The group moved last April against the backdrop of a weak share price to initiate its first share buy-back programme since 2008, committing to repurchasing €1 billon of its own stock within a year, in the belief that it was trading at a discount to its “intrinsic value”. Some €900 million of shares have since been purchased.
CRH reported on Thursday that its earnings before interest, tax, depreciation and amortisation (ebitda) grew 7 per cent last year to €3.37 billion, marginally beating guidance from November that it was on course to achieve €3.35 billion.
The company generated €2.4 billion of free cash during 2018, double the level it was producing five years earlier, before chief executive Albert Manifold took over.
The solid set of results come weeks after Europe's largest activist investor, Cevian Capital, disclosed that it had built up a stake of less than 3 per cent in CRH, leading to a jump in the stock as investors speculated that the Stockholm-based group would press management to pursue strategies to boost shareholder value.
Different to rivals
Mr Manifold told reporters he expected Cevian to be “like any other shareholder” that would share their views with CRH and “sometimes push you hard”.
Some analysts highlighted at the time Cevian disclosed its investment how CRH’s ebitda margin, which was little changed last year at 12.6 per cent, was lower than rates of 17-25 per cent for peers HeidelbergCement, LafargeHolcim and Saint-Gobain.
However, Mr Manifold said that CRH’s business is different to global rivals’ in that its broader, vertically integrated business is not as “capital intensive”. He added that margins in individual segments of CRH compare well with similar businesses of peers.
“I think margins are very interesting, provided you’re comparing similar businesses, providing you’re comparing apples with apples,” Mr Manifold said.
“Year after year we produce higher returns and higher cash returns than they do,” he said. “Until our shareholders tell us something else, we are going to focus on returns and cash.
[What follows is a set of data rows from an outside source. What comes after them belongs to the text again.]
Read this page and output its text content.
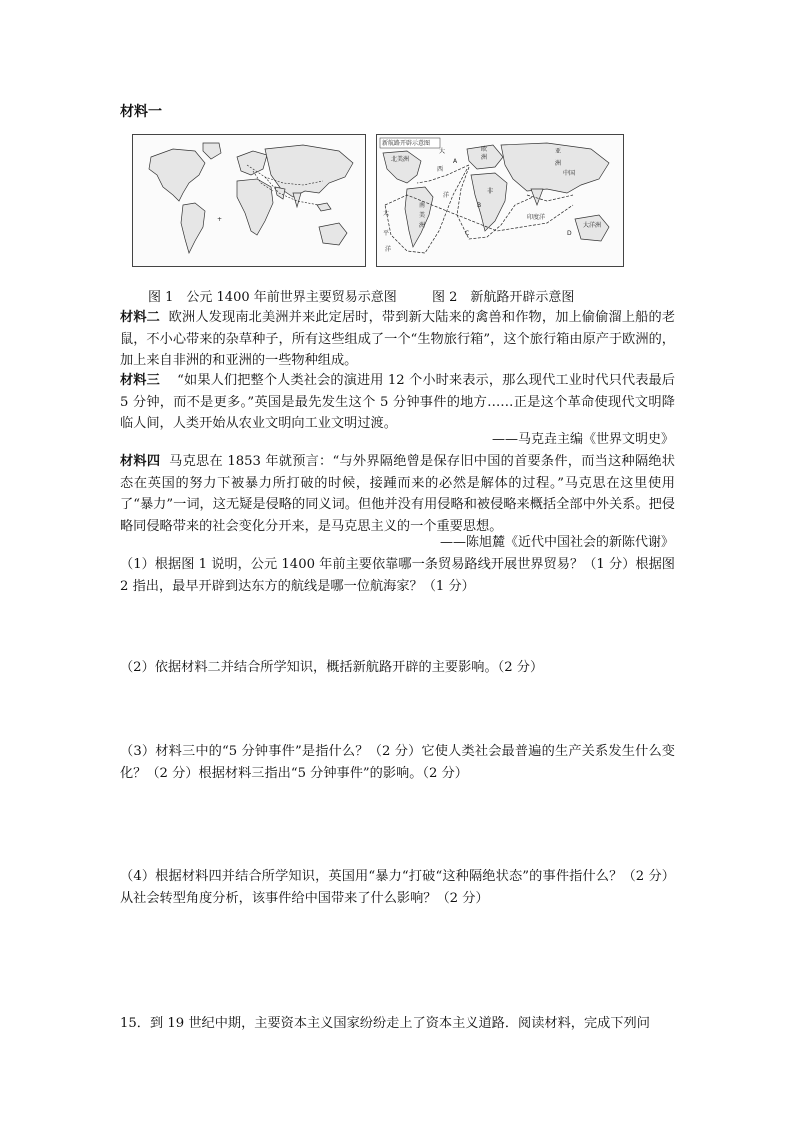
材料一
+
新航路开辟示意图
北美洲
大
西
洋
南
美
洲
太
平
洋
欧
洲
亚
洲
中国
印度洋
大洋洲
非
A
B
C	D
图 1　公元 1400 年前世界主要贸易示意图	图 2　新航路开辟示意图
材料二 欧洲人发现南北美洲并来此定居时，带到新大陆来的禽兽和作物，加上偷偷溜上船的老鼠，不小心带来的杂草种子，所有这些组成了一个“生物旅行箱”，这个旅行箱由原产于欧洲的，加上来自非洲的和亚洲的一些物种组成。
材料三 “如果人们把整个人类社会的演进用 12 个小时来表示，那么现代工业时代只代表最后 5 分钟，而不是更多。”英国是最先发生这个 5 分钟事件的地方……正是这个革命使现代文明降临人间，人类开始从农业文明向工业文明过渡。
——马克垚主编《世界文明史》
材料四 马克思在 1853 年就预言：“与外界隔绝曾是保存旧中国的首要条件，而当这种隔绝状态在英国的努力下被暴力所打破的时候，接踵而来的必然是解体的过程。”马克思在这里使用了“暴力”一词，这无疑是侵略的同义词。但他并没有用侵略和被侵略来概括全部中外关系。把侵略同侵略带来的社会变化分开来，是马克思主义的一个重要思想。
——陈旭麓《近代中国社会的新陈代谢》
（1）根据图 1 说明，公元 1400 年前主要依靠哪一条贸易路线开展世界贸易？（1 分）根据图 2 指出，最早开辟到达东方的航线是哪一位航海家？（1 分）
（2）依据材料二并结合所学知识，概括新航路开辟的主要影响。（2 分）
（3）材料三中的“5 分钟事件”是指什么？（2 分）它使人类社会最普遍的生产关系发生什么变化？（2 分）根据材料三指出“5 分钟事件”的影响。（2 分）
（4）根据材料四并结合所学知识，英国用“暴力“打破“这种隔绝状态”的事件指什么？（2 分）从社会转型角度分析，该事件给中国带来了什么影响？（2 分）
15．到 19 世纪中期，主要资本主义国家纷纷走上了资本主义道路．阅读材料，完成下列问
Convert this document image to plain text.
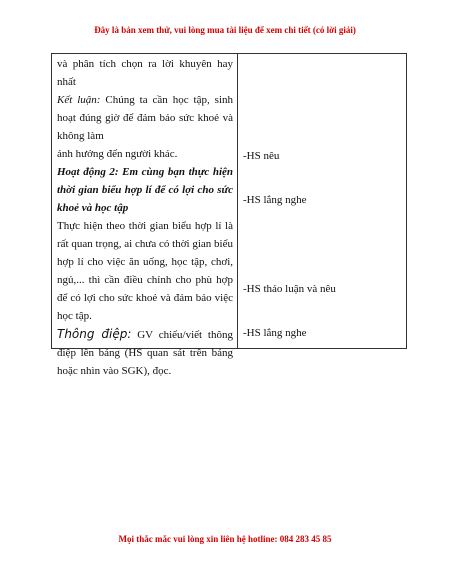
Đây là bản xem thử, vui lòng mua tài liệu để xem chi tiết (có lời giải)

và phân tích chọn ra lời khuyên hay nhất

Kết luận: Chúng ta cần học tập, sinh hoạt đúng giờ để đảm bảo sức khoẻ và không làm

ảnh hưởng đến người khác.

Hoạt động 2: Em cùng bạn thực hiện thời gian biểu hợp lí để có lợi cho sức khoẻ và học tập

Thực hiện theo thời gian biểu hợp lí là rất quan trọng, ai chưa có thời gian biểu hợp lí cho việc ăn uống, học tập, chơi, ngủ,... thì cần điều chỉnh cho phù hợp để có lợi cho sức khoẻ và đảm bảo việc học tập.

Thông điệp: GV chiếu/viết thông điệp lên bảng (HS quan sát trên bảng hoặc nhìn vào SGK), đọc.

-HS nêu
-HS lắng nghe
-HS thảo luận và nêu
-HS lắng nghe
Mọi thắc mắc vui lòng xin liên hệ hotline: 084 283 45 85
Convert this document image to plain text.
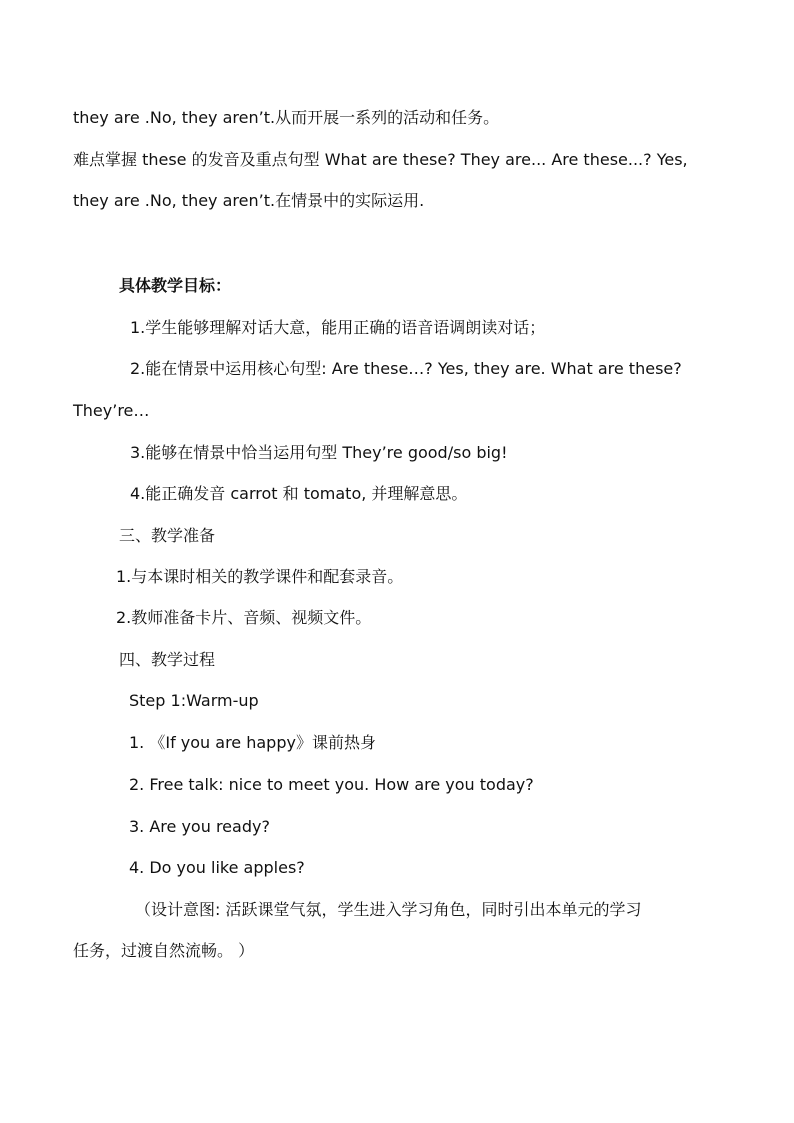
they are .No, they aren’t.从而开展一系列的活动和任务。
难点掌握 these 的发音及重点句型 What are these? They are... Are these...? Yes,
they are .No, they aren’t.在情景中的实际运用.
具体教学目标：
1.学生能够理解对话大意，能用正确的语音语调朗读对话；
2.能在情景中运用核心句型: Are these…? Yes, they are. What are these?
They’re…
3.能够在情景中恰当运用句型 They’re good/so big!
4.能正确发音 carrot 和 tomato, 并理解意思。
三、教学准备
1.与本课时相关的教学课件和配套录音。
2.教师准备卡片、音频、视频文件。
四、教学过程
Step 1:Warm-up
1. 《If you are happy》课前热身
2. Free talk: nice to meet you. How are you today?
3. Are you ready?
4. Do you like apples?
（设计意图: 活跃课堂气氛，学生进入学习角色，同时引出本单元的学习
任务，过渡自然流畅。 ）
That’s how CRH wins, hands down, year after year.”
Acquisitions
CRH has proposed paying a 72c per share dividend on last year’s results, a 6 per cent increase on the year.
Since Mr Manifold took charge in 2014, CRH has spent more than €13 billion on acquisitions, including the transformational €6.5 billion purchase of assets sold by LafargeHolcim in 2015. CRH has also sold more than €5 billion of unwanted and underperforming assets over the same period.
CRH has been weighing options for its low-yielding European distribution business for almost a year. Mr Manifold said on Thursday that it would make a final decision in the coming months.
Shares in CRH rose as much as 2.4 per cent in Dublin on Thursday to €28.20, their highest level since last October.